IBM Sees Power in Consortium Numbers, Goes Open Source
By Barry Levine / CIO Today. Updated August 07, 2013.
The System-on-a-Chip server market has a major new alliance. On Tuesday, IBM, Google, Nvidia and others announced plans to form an open development alliance centered on IBM's Power microprocessor architecture, making this hardware and software available for open development for the first time.
The alliance, called the OpenPower Consortium, will build advanced server, networking, storage and GPU-acceleration technology for next-generation data centers. The consortium is intended to foster collaboration among existing product lines, such as IBM and Nvidia working to integrate Nvidia's CUDA GPU with Power ecosystems.

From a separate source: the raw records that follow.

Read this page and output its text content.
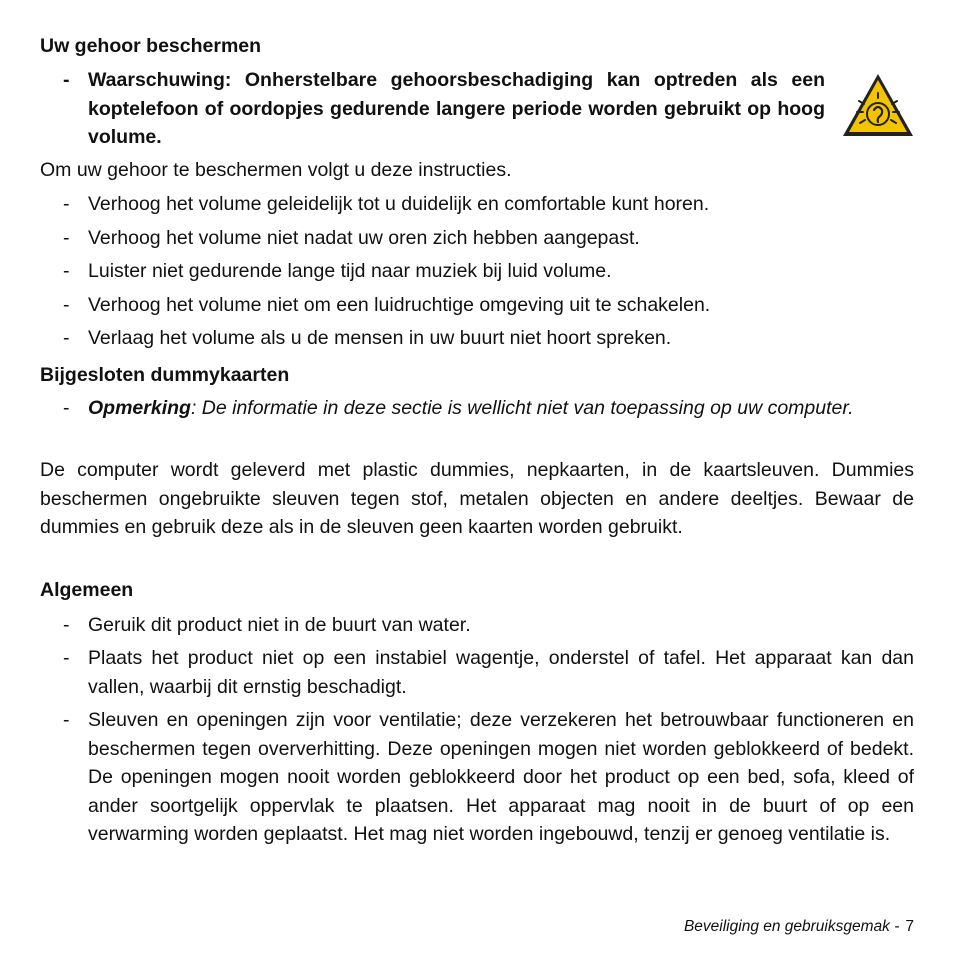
Uw gehoor beschermen
- Waarschuwing: Onherstelbare gehoorsbeschadiging kan optreden als een koptelefoon of oordopjes gedurende langere periode worden gebruikt op hoog volume.
Om uw gehoor te beschermen volgt u deze instructies.
- Verhoog het volume geleidelijk tot u duidelijk en comfortable kunt horen.
- Verhoog het volume niet nadat uw oren zich hebben aangepast.
- Luister niet gedurende lange tijd naar muziek bij luid volume.
- Verhoog het volume niet om een luidruchtige omgeving uit te schakelen.
- Verlaag het volume als u de mensen in uw buurt niet hoort spreken.
Bijgesloten dummykaarten
- Opmerking: De informatie in deze sectie is wellicht niet van toepassing op uw computer.
De computer wordt geleverd met plastic dummies, nepkaarten, in de kaartsleuven. Dummies beschermen ongebruikte sleuven tegen stof, metalen objecten en andere deeltjes. Bewaar de dummies en gebruik deze als in de sleuven geen kaarten worden gebruikt.
Algemeen
- Geruik dit product niet in de buurt van water.
- Plaats het product niet op een instabiel wagentje, onderstel of tafel. Het apparaat kan dan vallen, waarbij dit ernstig beschadigt.
- Sleuven en openingen zijn voor ventilatie; deze verzekeren het betrouwbaar functioneren en beschermen tegen oververhitting. Deze openingen mogen niet worden geblokkeerd of bedekt. De openingen mogen nooit worden geblokkeerd door het product op een bed, sofa, kleed of ander soortgelijk oppervlak te plaatsen. Het apparaat mag nooit in de buurt of op een verwarming worden geplaatst. Het mag niet worden ingebouwd, tenzij er genoeg ventilatie is.
Beveiliging en gebruiksgemak - 7
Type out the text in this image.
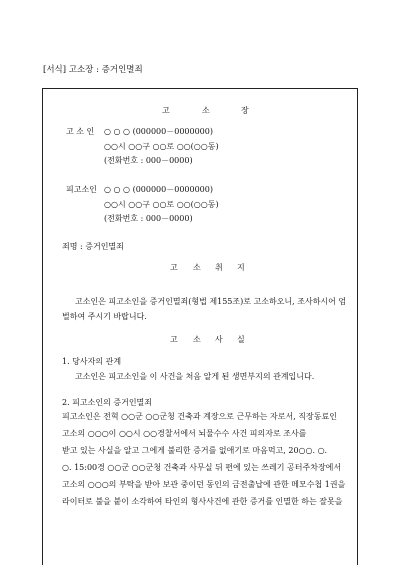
[서식] 고소장 : 증거인멸죄
고	소	장
고 소 인 ○ ○ ○ (000000－0000000)
○○시 ○○구 ○○로 ○○(○○동)
(전화번호 : 000－0000)
피고소인 ○ ○ ○ (000000－0000000)
○○시 ○○구 ○○로 ○○(○○동)
(전화번호 : 000－0000)
죄명 : 증거인멸죄
고 소 취 지
고소인은 피고소인을 증거인멸죄(형법 제155조)로 고소하오니, 조사하시어 엄
벌하여 주시기 바랍니다.
고 소 사 실
1. 당사자의 관계
고소인은 피고소인을 이 사건을 처음 알게 된 생면부지의 관계입니다.
2. 피고소인의 증거인멸죄
피고소인은 전혁 ○○군 ○○군청 건축과 계장으로 근무하는 자로서, 직장동료인
고소의 ○○○이 ○○시 ○○경찰서에서 뇌물수수 사건 피의자로 조사를
받고 있는 사실을 알고 그에게 불리한 증거를 없애기로 마음먹고, 20○○. ○.
○. 15:00경 ○○군 ○○군청 건축과 사무실 뒤 편에 있는 쓰레기 공터주차장에서
고소의 ○○○의 부탁을 받아 보관 중이던 동인의 금전출납에 관한 메모수첩 1권을
라이터로 불을 붙이 소각하여 타인의 형사사건에 관한 증거를 인멸한 하는 잘못을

IBM's Power product line of processors first appeared in the 1990s, and is used in a variety of the company's servers and supercomputers. CUDA is Nvidia's parallel computing platform and programming model that is designed to offer major increases in computing performance through the use of graphics processing units. There are more than 300 million CUDA-enabled GPUs in laptops, workstations and supercomputers.
"Will Change' Data Center Hardware
A spokesperson for Nvidia told news media that the consortium "brings together an ecosystem of hardware, system software, and enterprise applications that will provide 'Powerful' computing systems based on Nvidia GPUs and Power CPUs."
Other consortium members include Israeli chip designer Mellanox Technologies and Taiwanese server supplier Tyan, and membership in the consortium is open to any company wishing to develop the Power platform.
Power firmware will be offered as open source, enabling customization of server hardware for varying workloads and purposes. Power hardware and software will be available for open development for the first time, and Power IP will be available through a license. Previously, Power technology was available under a blanket license.
Steve Mills, senior vice president at IBM Software and Systems, said in a statement that "this type of 'collaborative development' model will change the way data center hardware is designed and deployed."
25 Percent Revenue Drop
He added that the founding members "represent the next generation in data-center innovation," and that access to an expanded and open set of server technologies can "greatly increase the rate of innovation throughout the industry."
The formation of the alliance comes following a 25 percent drop in revenue for IBM Power Systems in the second quarter, year-over-year. It could prove to be a critical step in IBM's competition with Intel Corp. and ARM Holdings, particularly for the huge workloads required for massive Web applications conducted by Google, Amazon and others, for the High Performance Computing market, and for cloud computing.
Roger Kay, an analyst with Endpoint Technologies Associates, told us that, since "IBM was pretty much the only company using Power technology, it is looking for a way to expand the market for that technology."
He added that Intel is "really the only other company supporting its own architecture entirely, while everyone else has banded together to finance development." Kay pointed out that "it is very difficult and expensive for a single company to maintain an architecture."